— Да, — сухо ответил премьер-министр, — и кроме того, из этой концепции следует, что существует несколько сотен или тысяч самостоятельно развившихся существ человеческого типа, обладающих столь близким химическим и биологическим родством, что возможны взаимные браки между ними.
— Действительно, — с удивлением проговорил Авардан. — Вы коснулись самого слабого её места. И всё же большинство археологов не обращают на это внимания, упорно придерживаясь теории, что в изолированных частях Галактики могут существовать подвиды человечества, не смешавшиеся с остальными и сохранившие свои отличия.
— Вы имеете в виду Землю, — заметил премьер-министр.
— Земля берётся как пример. С другой стороны, теория расселения…
— Считает всех нас потомками одной планетарной группы людей.
— Именно.
— Мой народ, — сказал премьер-министр, — основываясь на доказательствах из нашей истории и определённых источниках, которые священны и потому не могут быть показаны чужаку, верит, что Земля является первоначальной родиной человечества.
— В это же верю и я и прошу вас помочь мне доказать это всей Галактике.
— И на чем основан ваш оптимизм?
— На моём убеждении, что многие примитивные артефакты и архитектурные памятники могут быть расположены в тех зонах вашей планеты, которые, к несчастью, радиоактивны. Их возраст может быть точно определён.
Однако премьер-министр, не дослушав, отрицательно покачал головой.
— Об этом не может быть и речи.
— Почему? — удивился Авардан.
— Прежде всего, — произнес премьер-министр, — чего вы надеетесь добиться? Если вы докажете свою правоту, даже если на всех планетах согласятся с вами, что изменит тот факт, что миллион лет назад все мы были землянами? В конце концов, миллион лет назад все мы были обезьянами, и всё же никто не называет их своими родственниками.
— Вы приводите доказательства в пользу своих противников, — неохотно произнес Авардан, закусив нижнюю губу.
— Потому что я спрашиваю себя, что скажут по этому поводу мои противники. Таким образом, вы не достигнете ничего, за исключением, быть может, дальнейшего обострения ненависти к нам.
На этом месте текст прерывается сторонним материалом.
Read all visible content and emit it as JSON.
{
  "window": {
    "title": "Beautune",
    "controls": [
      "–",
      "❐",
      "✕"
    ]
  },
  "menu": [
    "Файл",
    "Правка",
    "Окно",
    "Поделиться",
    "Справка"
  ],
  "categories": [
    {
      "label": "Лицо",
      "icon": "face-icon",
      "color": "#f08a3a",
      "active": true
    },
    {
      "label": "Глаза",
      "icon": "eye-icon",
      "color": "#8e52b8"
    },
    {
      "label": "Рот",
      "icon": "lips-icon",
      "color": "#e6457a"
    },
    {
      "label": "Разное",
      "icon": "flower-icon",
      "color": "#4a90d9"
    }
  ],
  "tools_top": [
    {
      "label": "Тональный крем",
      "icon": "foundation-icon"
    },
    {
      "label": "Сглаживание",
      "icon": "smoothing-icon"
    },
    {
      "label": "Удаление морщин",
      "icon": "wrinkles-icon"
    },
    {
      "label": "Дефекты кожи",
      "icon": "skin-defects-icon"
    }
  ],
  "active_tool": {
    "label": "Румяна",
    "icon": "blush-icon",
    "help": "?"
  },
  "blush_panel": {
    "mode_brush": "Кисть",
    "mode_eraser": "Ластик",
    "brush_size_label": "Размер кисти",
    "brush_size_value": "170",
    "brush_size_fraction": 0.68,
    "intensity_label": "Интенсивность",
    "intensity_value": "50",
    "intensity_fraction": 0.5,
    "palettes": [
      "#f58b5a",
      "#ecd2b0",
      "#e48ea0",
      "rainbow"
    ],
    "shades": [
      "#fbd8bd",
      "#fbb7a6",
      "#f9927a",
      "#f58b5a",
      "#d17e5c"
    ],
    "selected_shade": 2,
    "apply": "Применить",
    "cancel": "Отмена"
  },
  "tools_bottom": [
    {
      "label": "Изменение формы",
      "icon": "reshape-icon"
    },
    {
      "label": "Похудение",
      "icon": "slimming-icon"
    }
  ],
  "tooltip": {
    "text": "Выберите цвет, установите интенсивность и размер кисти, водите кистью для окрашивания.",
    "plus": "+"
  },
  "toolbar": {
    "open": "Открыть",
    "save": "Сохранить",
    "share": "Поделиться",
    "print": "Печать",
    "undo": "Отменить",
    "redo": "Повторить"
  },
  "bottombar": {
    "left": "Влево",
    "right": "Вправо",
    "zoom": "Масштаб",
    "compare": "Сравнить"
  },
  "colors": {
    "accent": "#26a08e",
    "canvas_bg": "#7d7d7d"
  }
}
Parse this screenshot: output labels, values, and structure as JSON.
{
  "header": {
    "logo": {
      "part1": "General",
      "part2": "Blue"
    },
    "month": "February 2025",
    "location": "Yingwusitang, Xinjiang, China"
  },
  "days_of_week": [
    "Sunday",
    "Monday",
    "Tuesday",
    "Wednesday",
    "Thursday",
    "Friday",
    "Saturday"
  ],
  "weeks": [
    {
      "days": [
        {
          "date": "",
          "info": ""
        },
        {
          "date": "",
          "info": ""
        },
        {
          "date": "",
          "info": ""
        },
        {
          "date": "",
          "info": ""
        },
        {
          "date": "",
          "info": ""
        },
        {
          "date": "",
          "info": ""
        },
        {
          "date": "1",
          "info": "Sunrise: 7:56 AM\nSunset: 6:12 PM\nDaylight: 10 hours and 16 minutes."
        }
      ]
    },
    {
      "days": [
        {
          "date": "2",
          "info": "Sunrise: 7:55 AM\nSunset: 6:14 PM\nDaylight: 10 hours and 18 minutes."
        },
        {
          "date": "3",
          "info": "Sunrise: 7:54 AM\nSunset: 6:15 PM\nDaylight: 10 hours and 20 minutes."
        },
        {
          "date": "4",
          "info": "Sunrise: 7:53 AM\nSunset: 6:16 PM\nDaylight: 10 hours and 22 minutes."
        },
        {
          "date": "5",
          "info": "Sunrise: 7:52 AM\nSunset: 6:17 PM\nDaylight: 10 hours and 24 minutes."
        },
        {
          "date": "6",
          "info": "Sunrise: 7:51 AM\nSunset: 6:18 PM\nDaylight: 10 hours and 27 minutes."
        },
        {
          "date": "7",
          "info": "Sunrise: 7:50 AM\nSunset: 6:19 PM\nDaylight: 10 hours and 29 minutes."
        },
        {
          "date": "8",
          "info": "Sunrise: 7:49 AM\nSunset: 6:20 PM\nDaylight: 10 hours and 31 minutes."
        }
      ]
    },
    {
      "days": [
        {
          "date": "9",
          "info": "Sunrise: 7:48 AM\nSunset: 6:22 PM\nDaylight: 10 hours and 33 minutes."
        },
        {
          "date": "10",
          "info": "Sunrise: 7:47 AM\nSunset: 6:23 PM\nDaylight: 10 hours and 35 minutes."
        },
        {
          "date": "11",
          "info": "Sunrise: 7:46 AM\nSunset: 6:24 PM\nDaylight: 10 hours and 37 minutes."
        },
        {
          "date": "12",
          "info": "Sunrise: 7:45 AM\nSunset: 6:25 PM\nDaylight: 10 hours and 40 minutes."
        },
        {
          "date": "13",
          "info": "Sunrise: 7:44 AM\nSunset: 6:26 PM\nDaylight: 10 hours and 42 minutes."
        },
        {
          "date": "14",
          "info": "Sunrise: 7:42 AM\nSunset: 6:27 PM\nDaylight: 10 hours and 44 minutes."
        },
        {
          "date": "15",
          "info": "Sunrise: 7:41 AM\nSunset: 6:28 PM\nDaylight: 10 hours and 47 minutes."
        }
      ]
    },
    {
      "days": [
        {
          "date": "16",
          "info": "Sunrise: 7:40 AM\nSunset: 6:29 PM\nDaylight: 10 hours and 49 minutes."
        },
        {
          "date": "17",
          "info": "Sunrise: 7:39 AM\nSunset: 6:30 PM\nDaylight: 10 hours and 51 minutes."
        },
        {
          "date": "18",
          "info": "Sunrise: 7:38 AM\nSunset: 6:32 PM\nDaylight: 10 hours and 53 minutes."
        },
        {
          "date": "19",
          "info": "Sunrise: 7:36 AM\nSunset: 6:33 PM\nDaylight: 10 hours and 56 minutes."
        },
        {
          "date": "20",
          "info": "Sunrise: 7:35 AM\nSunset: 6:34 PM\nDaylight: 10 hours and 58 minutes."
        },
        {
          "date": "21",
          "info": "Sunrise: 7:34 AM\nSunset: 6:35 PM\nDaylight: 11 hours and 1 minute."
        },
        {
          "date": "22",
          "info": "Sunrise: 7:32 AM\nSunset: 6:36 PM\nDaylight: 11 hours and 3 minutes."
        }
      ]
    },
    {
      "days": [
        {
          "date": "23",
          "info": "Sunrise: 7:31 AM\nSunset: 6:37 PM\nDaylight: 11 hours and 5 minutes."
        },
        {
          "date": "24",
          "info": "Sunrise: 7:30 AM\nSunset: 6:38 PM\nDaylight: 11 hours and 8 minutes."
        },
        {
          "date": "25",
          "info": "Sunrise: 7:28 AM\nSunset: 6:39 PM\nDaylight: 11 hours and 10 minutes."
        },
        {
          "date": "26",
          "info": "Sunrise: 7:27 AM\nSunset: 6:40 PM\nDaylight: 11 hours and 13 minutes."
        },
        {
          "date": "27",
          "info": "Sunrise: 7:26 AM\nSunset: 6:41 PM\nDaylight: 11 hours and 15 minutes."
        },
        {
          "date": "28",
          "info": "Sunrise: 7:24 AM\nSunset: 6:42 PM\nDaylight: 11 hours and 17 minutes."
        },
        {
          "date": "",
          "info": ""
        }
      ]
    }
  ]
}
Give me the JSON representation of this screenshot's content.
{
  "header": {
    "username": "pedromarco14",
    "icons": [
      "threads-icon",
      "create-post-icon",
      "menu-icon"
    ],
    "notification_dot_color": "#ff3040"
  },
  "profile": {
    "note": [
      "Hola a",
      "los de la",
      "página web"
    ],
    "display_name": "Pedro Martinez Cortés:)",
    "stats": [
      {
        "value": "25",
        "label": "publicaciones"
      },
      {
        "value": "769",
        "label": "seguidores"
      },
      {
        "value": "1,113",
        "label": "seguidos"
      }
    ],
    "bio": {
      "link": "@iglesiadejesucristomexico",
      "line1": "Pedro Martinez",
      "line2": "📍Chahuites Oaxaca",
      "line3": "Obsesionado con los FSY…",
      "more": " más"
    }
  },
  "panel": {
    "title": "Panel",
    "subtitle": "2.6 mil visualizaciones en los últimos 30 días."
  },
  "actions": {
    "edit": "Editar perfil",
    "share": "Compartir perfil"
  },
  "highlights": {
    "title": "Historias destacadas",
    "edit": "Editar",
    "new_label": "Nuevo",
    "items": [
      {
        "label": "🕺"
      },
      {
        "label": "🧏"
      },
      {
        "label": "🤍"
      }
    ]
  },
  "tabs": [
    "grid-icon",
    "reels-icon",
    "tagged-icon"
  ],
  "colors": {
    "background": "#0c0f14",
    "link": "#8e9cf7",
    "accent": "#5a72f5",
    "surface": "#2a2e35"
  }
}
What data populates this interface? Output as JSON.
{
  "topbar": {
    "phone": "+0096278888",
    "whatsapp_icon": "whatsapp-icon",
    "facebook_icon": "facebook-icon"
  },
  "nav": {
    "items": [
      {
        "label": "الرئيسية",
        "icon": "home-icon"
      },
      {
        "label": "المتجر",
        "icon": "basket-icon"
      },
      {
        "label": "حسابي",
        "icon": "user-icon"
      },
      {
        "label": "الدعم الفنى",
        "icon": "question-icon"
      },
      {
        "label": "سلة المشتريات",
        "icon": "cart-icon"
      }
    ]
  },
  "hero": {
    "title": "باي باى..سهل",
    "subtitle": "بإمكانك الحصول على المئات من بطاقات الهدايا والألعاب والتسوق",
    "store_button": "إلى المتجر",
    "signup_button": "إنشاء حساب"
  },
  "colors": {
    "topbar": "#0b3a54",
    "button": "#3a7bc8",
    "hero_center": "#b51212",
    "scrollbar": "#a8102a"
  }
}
— Но существуют ещё интересы чистой науки, расширения наших знаний…
Премьер-министр кивнул.
— Я искренне огорчен, что мне приходится этому препятствовать. Я бы с радостью помог вам, но земляне — упрямый и гордый народ, которому столетиями приходилось проявлять смирение из-за… отношения к ним в определённых частях Галактики, достойного сожаления. У них есть определённые табу, определённые обычаи, которые даже я не посмею нарушить.
— И радиоактивные зоны…
— Да, они являются одним из наиболее серьёзных запретов. Даже если бы я дал вам своё разрешение, а я сделал бы это с величайшим удовольствием, это вызвало бы лишь беспорядки, которые не только подвергнут опасности вас и членов вашей экспедиции, но и спровоцируют враждебные действия против Земли со стороны Империи. Допустив это, я потеряю доверие моего народа.
— Но я собираюсь принять все возможные предосторожности. Если вы хотите, можете послать со мной наблюдателей… Или же я могу дать обещание не публиковать никаких полученных результатов без предварительной консультации с вами.
— Вы искушаете меня. Ваш замысел очень интересен. Но вы переоцениваете мои возможности, даже если мы оставим в стороне вопрос о чувствах моего народа. Я не обладаю абсолютной властью. Собственно говоря, моя власть весьма ограничена, и все вопросы должны передаваться на рассмотрение Совета Старейших, прежде чем по ним будет принято окончательное решение.
Авардан покачал головой.
— Очень жаль. Наместник предупреждал меня о трудностях, но я всё же надеялся… Когда вы проконсультируетесь со своим Советом?
— Президиум Совета соберётся через три дня. Не в моих силах изменить повестку дня, так что, возможно, пройдёт несколько дней, прежде чем будет обсужден ваш вопрос. Скажем, неделя.
Авардан рассеянно кивнул.
— Хорошо. Между прочим, ваше превосходительство…
— Да?
— Я хотел бы встретиться с одним учёным, живущим на вашей планете. Доктор Шект из Чики. Поскольку я уверен, что он человек занятой, не могу ли я попросить у вас сопроводительное письмо?
Премьер-министр заметно сосредоточился и некоторое время молчал.
— Могу ли я спросить, с какой целью вы желаете его видеть? — проговорил он наконец.
— Конечно. Я читал об изобретенном им приборе, который он, кажется, назвал Синапсайфером. Дело касается нейрохимии мозга и может оказаться весьма интересным для одного моего замысла. Я занимался работой по разбиению человечества на энцефалогические группы, знаете, по различным типам мозговых токов.